= Cygnus Inc =

Biotechnology company

Cygnus, Inc. was a biotechnology company that dissolved in 2007. At its inception in 1985, Cygnus was engaged in development and manufacturing of transdermal drug delivery systems, including products for contraception, hormone therapy and smoking cessation. The company also developed the GlucoWatch, a non-invasive glucose monitoring devices for manufacture and commercialization. When GlucoWatch was launched in early 2002, the product sales of GlucoWatch were much lower than expected. According to the Company, the reasons for failure included adoption barriers for new technology, need for a paradigm shift in the management of diabetes, lack of widespread medical reimbursement, and performance characteristics of the device.

== History ==
First, the GlucoWatch faced difficulties in its clinical efficacy and reproducibility of measurements. Cygnus did not resolve these technical feasibility issues and was unable to replace the standard glucose monitoring device that was on the market.

Second, Cygnus lacked an effective managed care resources group. Without a substantial reimbursement level, it is very difficult for healthcare organizations to approve the GlucoWatch for its beneficiaries at the price that Cygnus was selling it. Furthermore, Cygnus failed to show the cost benefits of the device.

Third, Cygnus entered into a problematic co-promotion agreement with Sankyo Pharmaceuticals in 2000 that ended unexpectedly. Glucose monitoring products that are new to the market require a sizeable sales force to educate healthcare professionals and end user, and to create product awareness in various marketing channels. After Sankyo left the agreement, Cygnus was very low on cash and reduced the work force by 60%. Cygnus did not have enough resources or infrastructure to perform sales and marketing activities on its own.

In October 2002, the Company failed to meet the minimum price per share and minimum market capitalization listing requirements of the Nasdaq National Market and National Small Cap Market. As a result, its stock was delisted from NASDAQ and transferred to OTC bulletin board. Manufacturing activities and R&D efforts for future products were suspended. Due to Cygnus’ weak financial condition, operating losses, and lack of a marketing partner, the company's board of directors decided to sell off substantial operating assets, wind-up operations and subsequently dissolve and liquidate.

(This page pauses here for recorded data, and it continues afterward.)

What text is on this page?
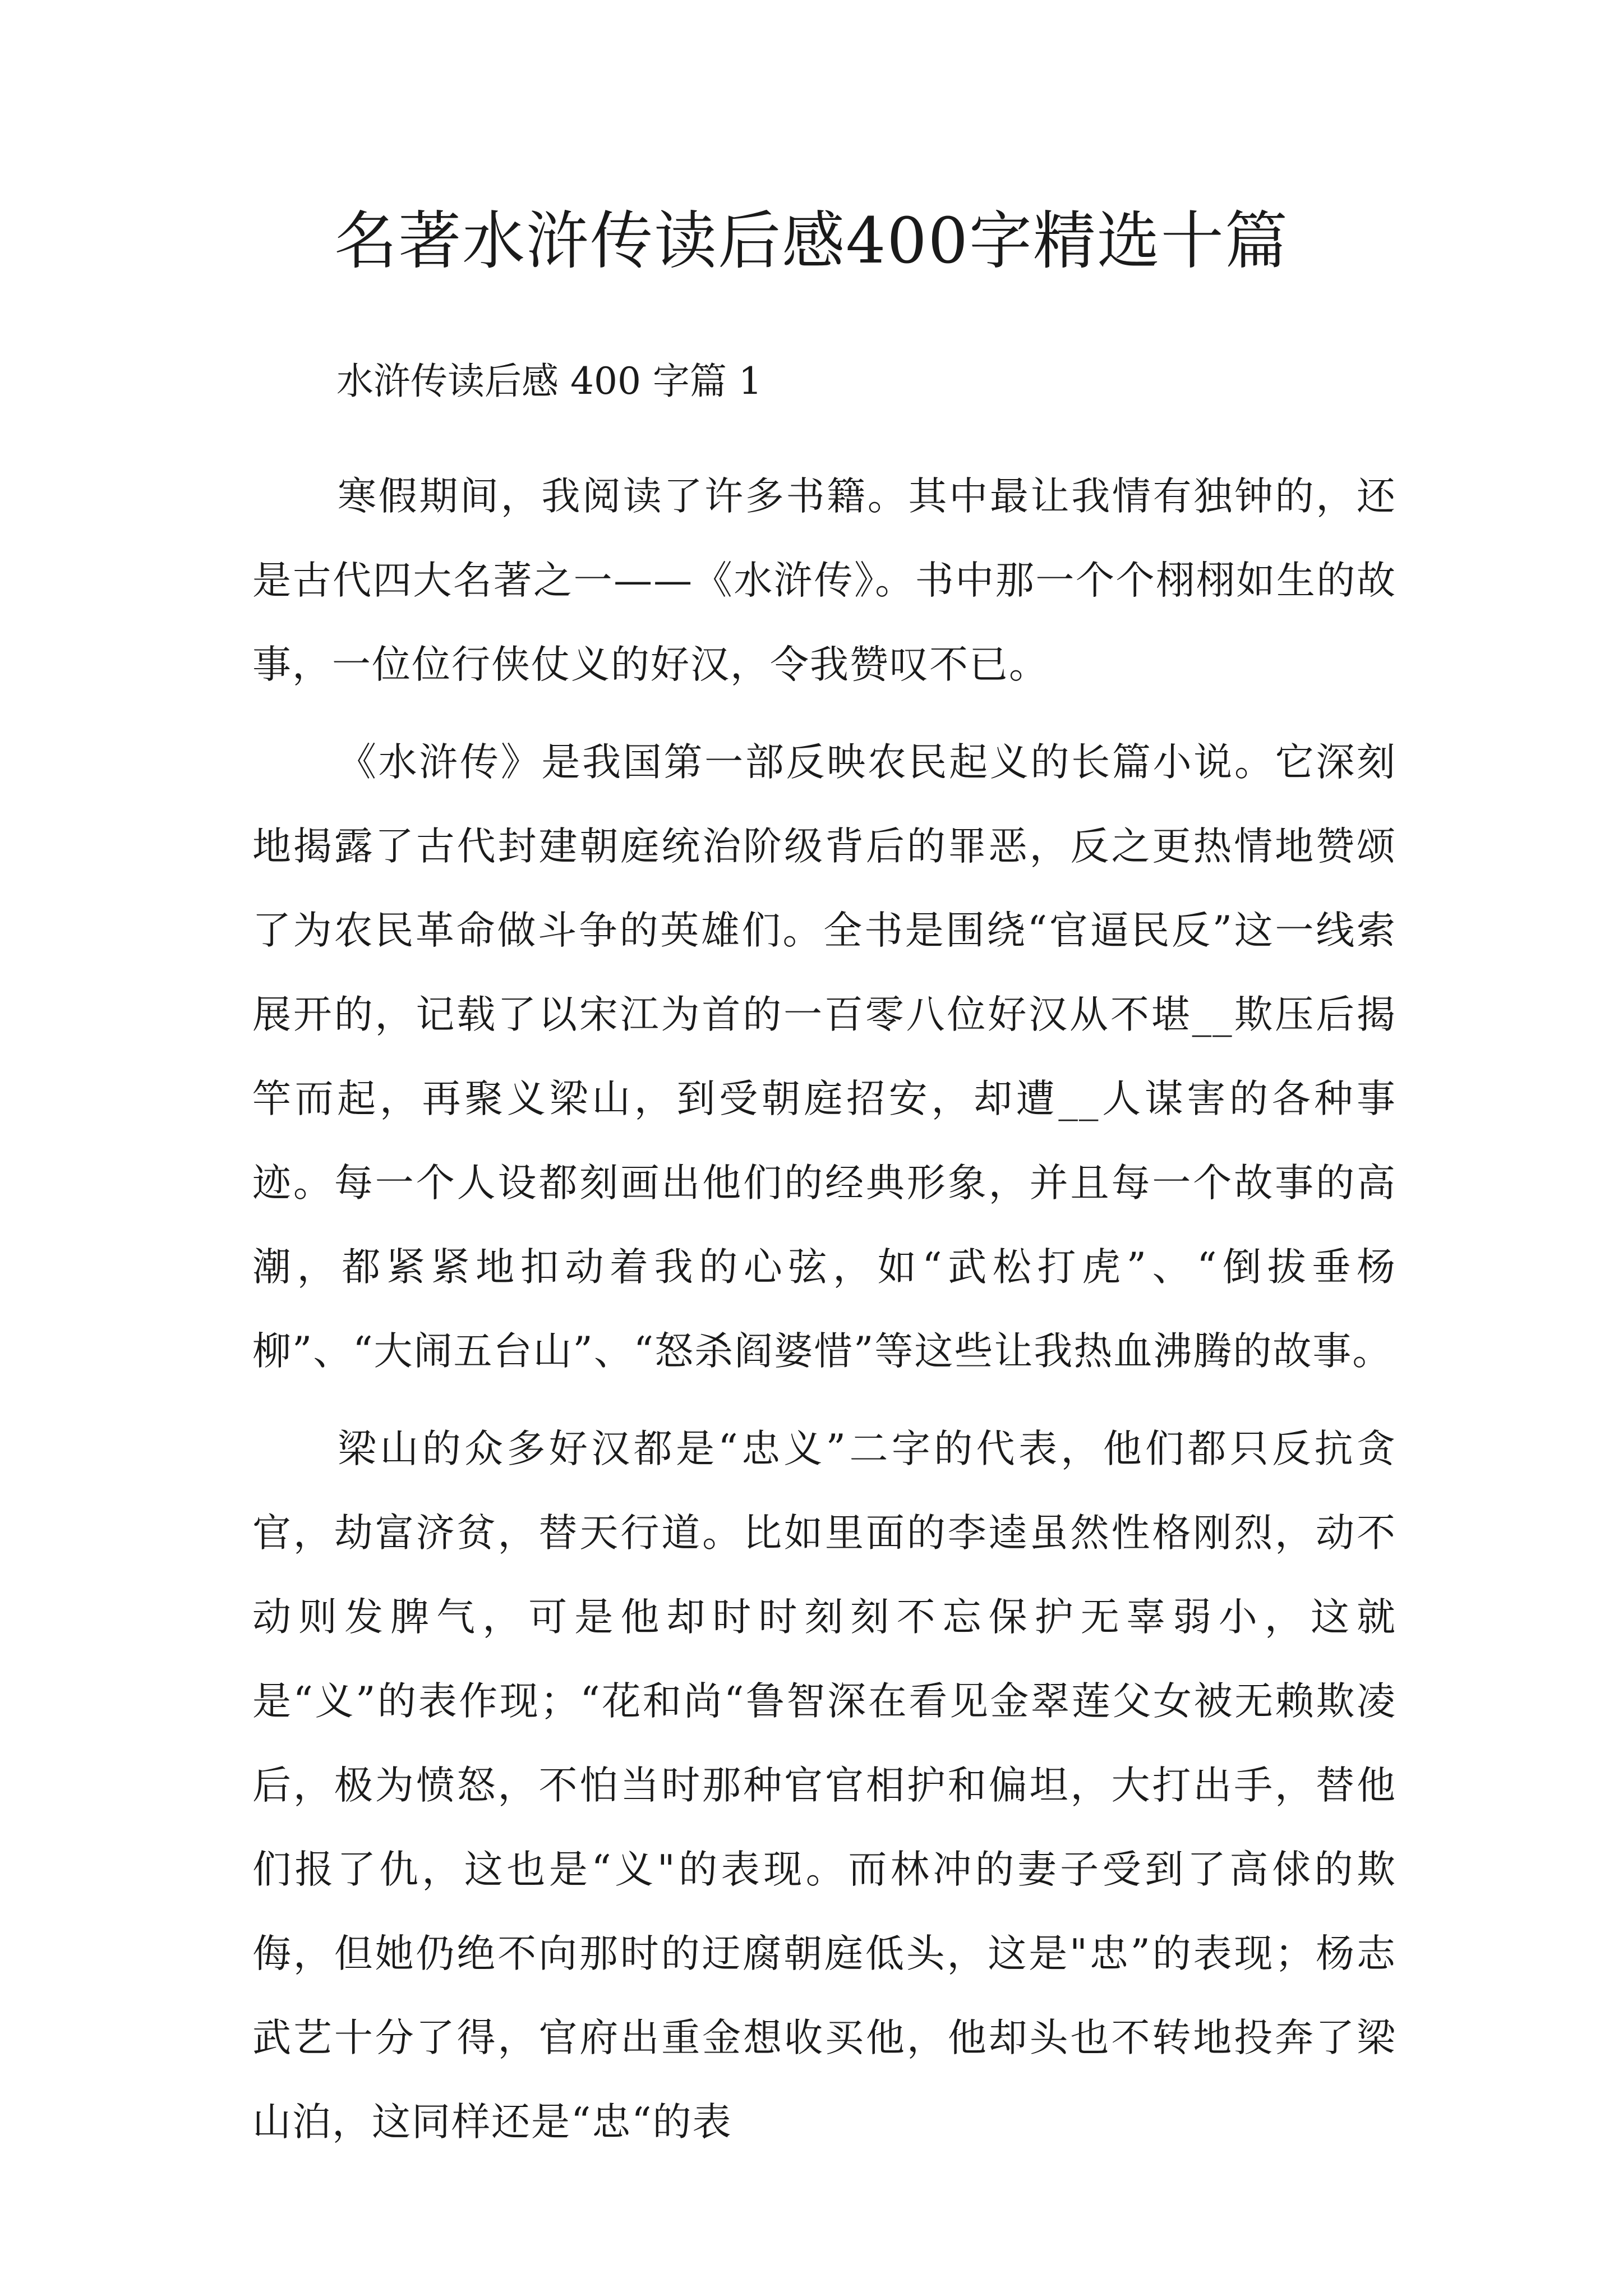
名著水浒传读后感400字精选十篇

水浒传读后感 400 字篇 1

寒假期间，我阅读了许多书籍。其中最让我情有独钟的，还是古代四大名著之一——《水浒传》。书中那一个个栩栩如生的故事，一位位行侠仗义的好汉，令我赞叹不已。

《水浒传》是我国第一部反映农民起义的长篇小说。它深刻地揭露了古代封建朝庭统治阶级背后的罪恶，反之更热情地赞颂了为农民革命做斗争的英雄们。全书是围绕“官逼民反”这一线索展开的，记载了以宋江为首的一百零八位好汉从不堪__欺压后揭竿而起，再聚义梁山，到受朝庭招安，却遭__人谋害的各种事迹。每一个人设都刻画出他们的经典形象，并且每一个故事的高潮，都紧紧地扣动着我的心弦，如“武松打虎”、“倒拔垂杨柳”、“大闹五台山”、“怒杀阎婆惜”等这些让我热血沸腾的故事。

梁山的众多好汉都是“忠义”二字的代表，他们都只反抗贪官，劫富济贫，替天行道。比如里面的李逵虽然性格刚烈，动不动则发脾气，可是他却时时刻刻不忘保护无辜弱小，这就是“义”的表作现；“花和尚“鲁智深在看见金翠莲父女被无赖欺凌后，极为愤怒，不怕当时那种官官相护和偏坦，大打出手，替他们报了仇，这也是“义"的表现。而林冲的妻子受到了高俅的欺侮，但她仍绝不向那时的迂腐朝庭低头，这是"忠”的表现；杨志武艺十分了得，官府出重金想收买他，他却头也不转地投奔了梁山泊，这同样还是“忠“的表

In December 2004, Cygnus Inc. entered into an asset purchase agreement with Animas Corporation and Animas Technologies LLC in exchange for $10 million USD in cash. The asset sale was completed in March 2005. The Company retained some cash and equivalents, and accounts receivables but no operating assets and no means to generate revenue, other than pending arbitration with Ortho-McNeil Pharmaceutical Inc. The headquarters lease terminated and Cygnus moved to a single office in San Francisco. The arbitration with Ortho-McNeil was settled in September 2005. Ortho-McNeil paid $4 million USD in cash to Cygnus. The company had planned to wait till this settlement to file its certificate of dissolution.

In November 2005, the Company filed 10Q indicating intention to file Certification of Dissolution. As a result, trading of Company’s common stock on OTC Bulletin Board stopped. The close of business was on November 21, 2005. Cygnus had never been profitable in its 17 years of history.